Et puis après ton passage, elle est plus venue. On l'a plus vue. On a attendu un peu avant de l'appeler, on voulait pas brusquer les choses, on préférait la douceur. Et puis ça répondait pas. Au bout de deux semaines comme ça, à essayer d'appeler sans réponse, on nous a dit que son numéro n'existait plus. Alors on a envoyé une des jeunes femmes de l'asso voir si elle allait bien. Elle est arrivé devant le portail. La Porsche était là, mais y avait plus la Clio. Elle a cherché des yeux voir si y avait pas quelqu'un qui pourrait la renseigner. Elle trouva le jardinier. Elle lui explique qui elle cherche, et là le gars il se met à pleurer. Des vrais larmes dans les yeux qu'elle nous a raconté. Notre bel ange s'était suicidée la semaine d'avant. Médocs. Elle s'était pas ratée. Personne n'a su pourquoi dans l'immeuble. Sauf peut-être son mari mais il a rien dit. Salaud. Elle, la joie, la gentillesse, l'humilité, tu l'as tuée avec ton pognon, tes manières de connard et ton mépris. C'est toi qui l'a tuée mon vieux, même si c'est elle seule, bien seule..., qui a préparé et bu le cocktail mortel... C'est toi et tous tes pairs, ceux qui veulent plus. Plus de fric, plus de pouvoir, plus d'apparence, de privilèges... Plus de vide pour les autres. Je te plains, va. T'es qu'une coquille vide, un abîme de rien, une outre en or pleine de piquette.
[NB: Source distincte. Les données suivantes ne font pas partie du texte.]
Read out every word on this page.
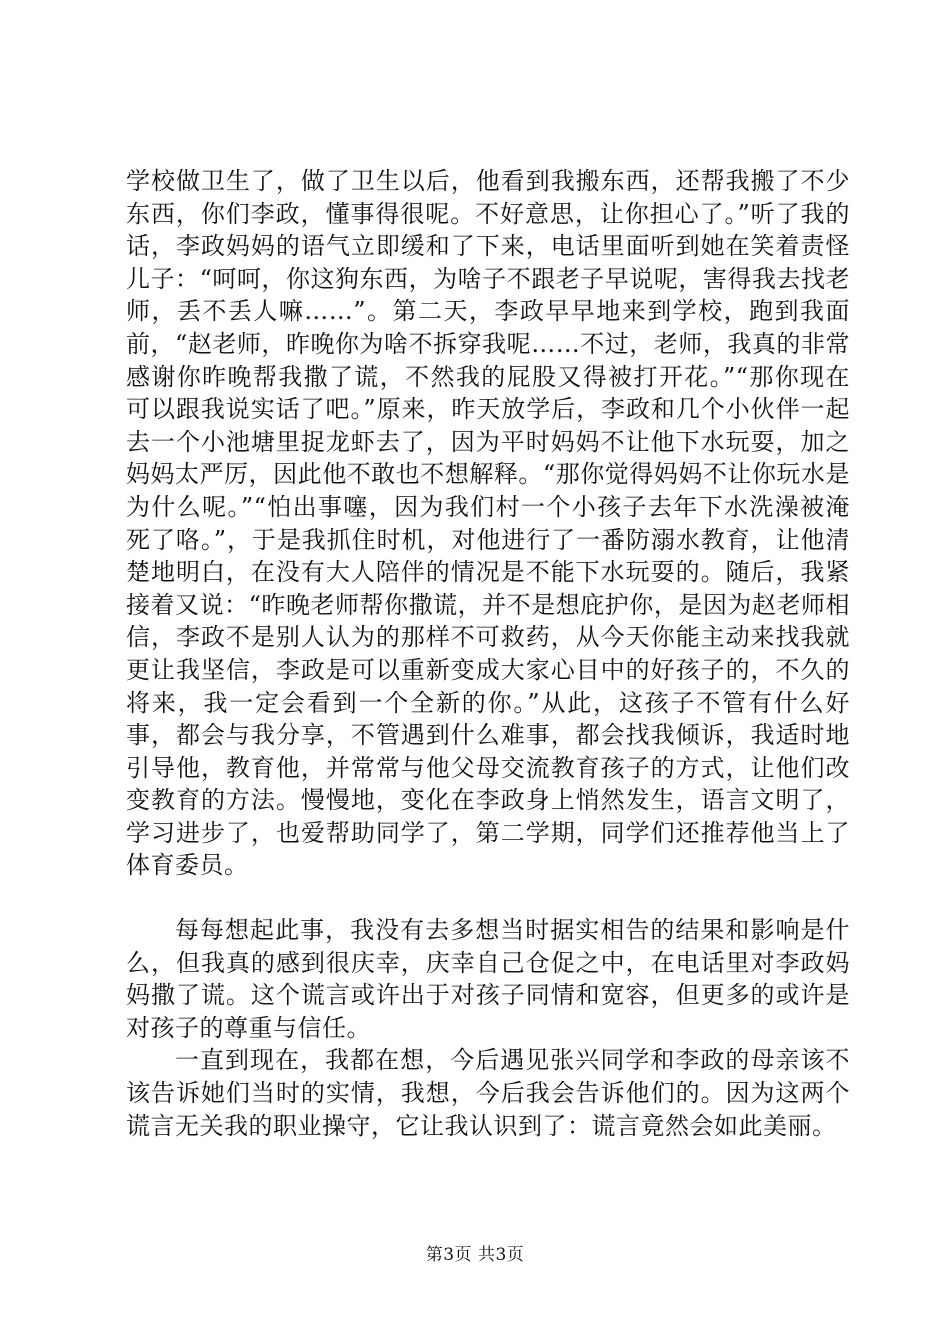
学校做卫生了，做了卫生以后，他看到我搬东西，还帮我搬了不少东西，你们李政，懂事得很呢。不好意思，让你担心了。”听了我的话，李政妈妈的语气立即缓和了下来，电话里面听到她在笑着责怪儿子：“呵呵，你这狗东西，为啥子不跟老子早说呢，害得我去找老师，丢不丢人嘛……”。第二天，李政早早地来到学校，跑到我面前，“赵老师，昨晚你为啥不拆穿我呢……不过，老师，我真的非常感谢你昨晚帮我撒了谎，不然我的屁股又得被打开花。”“那你现在可以跟我说实话了吧。”原来，昨天放学后，李政和几个小伙伴一起去一个小池塘里捉龙虾去了，因为平时妈妈不让他下水玩耍，加之妈妈太严厉，因此他不敢也不想解释。“那你觉得妈妈不让你玩水是为什么呢。”“怕出事噻，因为我们村一个小孩子去年下水洗澡被淹死了咯。”，于是我抓住时机，对他进行了一番防溺水教育，让他清楚地明白，在没有大人陪伴的情况是不能下水玩耍的。随后，我紧接着又说：“昨晚老师帮你撒谎，并不是想庇护你，是因为赵老师相信，李政不是别人认为的那样不可救药，从今天你能主动来找我就更让我坚信，李政是可以重新变成大家心目中的好孩子的，不久的将来，我一定会看到一个全新的你。”从此，这孩子不管有什么好事，都会与我分享，不管遇到什么难事，都会找我倾诉，我适时地引导他，教育他，并常常与他父母交流教育孩子的方式，让他们改变教育的方法。慢慢地，变化在李政身上悄然发生，语言文明了，学习进步了，也爱帮助同学了，第二学期，同学们还推荐他当上了体育委员。

每每想起此事，我没有去多想当时据实相告的结果和影响是什么，但我真的感到很庆幸，庆幸自己仓促之中，在电话里对李政妈妈撒了谎。这个谎言或许出于对孩子同情和宽容，但更多的或许是对孩子的尊重与信任。

一直到现在，我都在想，今后遇见张兴同学和李政的母亲该不该告诉她们当时的实情，我想，今后我会告诉他们的。因为这两个谎言无关我的职业操守，它让我认识到了：谎言竟然会如此美丽。

第3页 共3页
T'es qu'une merde. Et tu vas payer maintenant. Et pour une fois, tu vas payer pour faire quelque chose de bien. Une fois dans ta salope de vie, quelque chose de bien. Parce que j'ai compris maintenant qui tu es. T'as pas de cœur, pas de couilles et pas de tripes. Tu écrases que ceux qui sont déjà plus faibles que toi, que ce soit en affaire ou dans la vie. Tu vaux pas tripette. Zéro pointé. Tu me fais pitié. Ta femme, elle, c'était une reine. Sa beauté rayonnait dans tout le quartier et restait en suspens, dans l'air, bien après qu'elle soit partie. Il y a des êtres, comme ça, qui vous laisse des traces de bonheur dans la tête et dans le sang. À tout jamais. Et pis il y a les comme toi, qui s'escriment à les mettre en boîte pour pas qu'on sache que le bonheur existe, des qui les insultent, qui les frappent, qui les humilient, les attachent au ras du sol, leur coupent les ailes... Et qui les tuent. Vous êtres nombreux c'est vrai. On peut pas tous vous coincer. Mais toi t'es là et tu m'échapperas pas aujourd'hui.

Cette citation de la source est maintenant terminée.